Fancy exchanging your camera for one that shoots on floppy disks instead? You may actually be surprised by the images made on this retro camera.
If you've been a photographer for the last few decades, you will have witnessed all manner of innovations in the camera department, from the unimaginable high dynamic ranges of image sensors to the eye-watering resolution sizes now available in higher-end cameras. Many of us take for granted the luxury of memory cards being able to hold thousands of images, but how would you cope if your camera's memory could only take four pictures at a time? Photographer Arthur R experienced this very problem when he took a walk down memory lane to test the Sony Mavica FD83, a 0.8-megapixel camera from 1999 that relied on floppy disks for storage, all for the princely sum of $15.
For those who never had the pleasure of using floppy disks, each disk could only hold a whopping 1.44 megabytes of data, which, by today's standards, would not be enough to store even one image file on it. Thankfully, for the Sony Mavica FD83, the 0.8-megapixel pictures are only 1,216 by 912 pixels in size, which means each disk can hold between 3 and 5 images on it. For those video fans, the camera could also shoot moving images, but only a mere 15 seconds could be shot per disk, and the resolution was low, at 320 x 240 pixels.

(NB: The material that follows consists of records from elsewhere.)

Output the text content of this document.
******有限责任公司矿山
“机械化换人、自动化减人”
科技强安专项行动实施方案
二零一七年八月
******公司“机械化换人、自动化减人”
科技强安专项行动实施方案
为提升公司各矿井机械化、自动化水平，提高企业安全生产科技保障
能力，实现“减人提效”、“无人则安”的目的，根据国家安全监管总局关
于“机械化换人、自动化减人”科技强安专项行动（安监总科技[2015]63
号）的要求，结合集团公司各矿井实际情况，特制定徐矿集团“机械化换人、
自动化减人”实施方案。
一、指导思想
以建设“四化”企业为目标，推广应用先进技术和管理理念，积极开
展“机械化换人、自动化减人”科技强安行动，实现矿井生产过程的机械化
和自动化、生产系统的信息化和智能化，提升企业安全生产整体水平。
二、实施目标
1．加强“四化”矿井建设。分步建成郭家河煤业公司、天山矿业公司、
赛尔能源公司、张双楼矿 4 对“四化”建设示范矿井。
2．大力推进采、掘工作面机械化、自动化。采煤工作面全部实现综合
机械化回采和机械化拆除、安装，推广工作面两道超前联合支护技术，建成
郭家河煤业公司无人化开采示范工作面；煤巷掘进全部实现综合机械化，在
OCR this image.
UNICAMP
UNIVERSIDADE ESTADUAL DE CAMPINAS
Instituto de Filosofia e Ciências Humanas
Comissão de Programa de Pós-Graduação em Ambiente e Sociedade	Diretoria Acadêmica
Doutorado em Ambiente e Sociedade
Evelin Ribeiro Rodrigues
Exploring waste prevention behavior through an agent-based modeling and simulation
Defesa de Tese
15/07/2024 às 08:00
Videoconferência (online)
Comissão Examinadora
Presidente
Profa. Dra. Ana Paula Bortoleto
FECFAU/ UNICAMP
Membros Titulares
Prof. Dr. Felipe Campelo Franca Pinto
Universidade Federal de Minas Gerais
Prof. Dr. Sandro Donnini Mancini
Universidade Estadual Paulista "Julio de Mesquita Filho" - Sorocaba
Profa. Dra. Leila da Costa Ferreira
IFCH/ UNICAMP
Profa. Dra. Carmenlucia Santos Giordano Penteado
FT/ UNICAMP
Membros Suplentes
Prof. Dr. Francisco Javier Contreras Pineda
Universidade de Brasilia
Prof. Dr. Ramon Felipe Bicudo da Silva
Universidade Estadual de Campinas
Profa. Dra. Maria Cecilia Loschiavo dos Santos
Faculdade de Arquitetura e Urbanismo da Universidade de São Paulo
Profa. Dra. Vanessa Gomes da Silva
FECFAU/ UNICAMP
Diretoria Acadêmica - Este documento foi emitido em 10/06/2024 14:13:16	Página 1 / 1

While the specs of this camera may not be much, the pictures and video from it are not that bad considering they were made on something that is 24 years old. When I first saw some of the picture examples in the video, I thought they were initially snapshots taken on a modern camera phone. This camera is most definitely not going to replace anything in your bag, but it is a lot of fun to see technology like this still working almost a quarter of a century after it was made. A quick look on eBay for "floppy disk cameras" reveals there are many for sale if you fancy adding one to your collection. Just be sure you have a way of getting the pictures off the disks, as this camera, unsurprisingly, doesn't support Bluetooth or Wi-Fi image transfer.